Bentley's paradox
Bentley's paradox (named after Richard Bentley) points to a problem occurring when Newton's theory of gravitation is applied to cosmology. This cosmological paradox states that if all the stars are drawn to each other by gravitation, they should collapse into a single point.
Metadata
- Slug: 00038-bentley-s-paradox
- Type: PARADOX
- Tags: logic, cosmology
- Sources: 1
Axioms
- Assume the rules of the domain apply uniformly.
- Assume the observer’s criteria remain fixed.
- Assume classification boundaries stay consistent.
- Assume the model describes the real case.
- Assume repeated steps do not change the outcome.
- Assume no hidden variables are introduced midstream.
Contradictions
- Two reasonable lines of inference yield opposite conclusions
- A global rule conflicts with a local judgment
- A stable resolution appears to violate a starting premise
- Changing the framing reverses the outcome
- Intuition and formalism diverge at the same step
Prompts
- Which assumption is doing the most hidden work?
- What changes if you relax the smallest constraint?
- Does the paradox dissolve or relocate when reframed?
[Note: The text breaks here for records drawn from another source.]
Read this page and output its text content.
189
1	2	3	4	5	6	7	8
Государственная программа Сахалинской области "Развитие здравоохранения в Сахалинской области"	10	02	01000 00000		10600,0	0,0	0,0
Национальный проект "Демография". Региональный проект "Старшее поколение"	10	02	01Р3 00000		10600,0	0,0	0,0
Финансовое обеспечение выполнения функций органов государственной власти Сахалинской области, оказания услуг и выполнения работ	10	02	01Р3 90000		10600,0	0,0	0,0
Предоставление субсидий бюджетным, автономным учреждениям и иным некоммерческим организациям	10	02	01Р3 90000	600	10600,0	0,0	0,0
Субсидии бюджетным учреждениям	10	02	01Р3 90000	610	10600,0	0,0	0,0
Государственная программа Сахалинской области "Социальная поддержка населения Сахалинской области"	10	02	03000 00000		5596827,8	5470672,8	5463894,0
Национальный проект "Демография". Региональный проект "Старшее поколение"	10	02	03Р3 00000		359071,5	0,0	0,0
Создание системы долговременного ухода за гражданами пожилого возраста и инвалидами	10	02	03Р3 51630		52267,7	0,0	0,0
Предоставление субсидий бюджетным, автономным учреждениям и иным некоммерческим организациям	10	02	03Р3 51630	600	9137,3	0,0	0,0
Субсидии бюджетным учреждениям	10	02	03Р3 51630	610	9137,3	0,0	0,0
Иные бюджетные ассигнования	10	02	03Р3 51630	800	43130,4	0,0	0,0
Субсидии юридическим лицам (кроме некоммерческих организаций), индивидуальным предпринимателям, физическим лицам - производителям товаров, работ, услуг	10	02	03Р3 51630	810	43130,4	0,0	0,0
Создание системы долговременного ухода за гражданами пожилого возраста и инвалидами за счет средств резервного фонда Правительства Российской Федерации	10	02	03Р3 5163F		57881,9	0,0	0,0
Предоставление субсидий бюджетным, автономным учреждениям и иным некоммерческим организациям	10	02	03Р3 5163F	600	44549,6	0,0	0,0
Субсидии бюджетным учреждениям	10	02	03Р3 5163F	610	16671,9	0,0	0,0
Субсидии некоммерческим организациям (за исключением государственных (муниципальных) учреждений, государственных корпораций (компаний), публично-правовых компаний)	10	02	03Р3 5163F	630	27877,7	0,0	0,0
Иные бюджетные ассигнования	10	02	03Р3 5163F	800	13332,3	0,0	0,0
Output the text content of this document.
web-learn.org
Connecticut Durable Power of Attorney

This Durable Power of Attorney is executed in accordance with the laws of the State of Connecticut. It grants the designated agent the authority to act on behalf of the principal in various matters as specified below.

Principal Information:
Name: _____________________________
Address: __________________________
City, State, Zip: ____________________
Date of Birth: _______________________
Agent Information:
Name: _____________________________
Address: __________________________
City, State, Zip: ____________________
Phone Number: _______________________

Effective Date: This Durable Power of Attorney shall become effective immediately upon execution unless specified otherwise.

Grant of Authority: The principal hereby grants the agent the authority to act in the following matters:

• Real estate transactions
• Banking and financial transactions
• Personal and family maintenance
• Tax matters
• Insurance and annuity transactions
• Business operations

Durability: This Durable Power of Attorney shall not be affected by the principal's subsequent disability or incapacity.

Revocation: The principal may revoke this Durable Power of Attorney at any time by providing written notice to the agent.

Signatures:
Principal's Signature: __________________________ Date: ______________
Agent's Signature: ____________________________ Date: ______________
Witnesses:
- What is conserved, and what is sacrificed?
Notes
Sources
Overview
Bentley’s paradox (named after Richard Bentley) points to a problem occurring when Newton’s theory of gravitation is applied to cosmology. This cosmological paradox states that if all the stars are drawn to each other by gravitation, they should collapse into a single point.
Tension
- Two reasonable lines of inference yield opposite conclusions.
- A global rule conflicts with a local judgment.
- A stable resolution appears to violate a starting premise.
- Changing the framing reverses the outcome.
- Intuition and formalism diverge at the same step.
Why It Matters
This entry tests how a stable rule-set can yield unstable conclusions under certain assumptions.
Prompts
- Which assumption is doing the most hidden work?
- What changes if you relax the smallest constraint?
- Does the paradox dissolve or relocate when reframed?
- What is conserved, and what is sacrificed?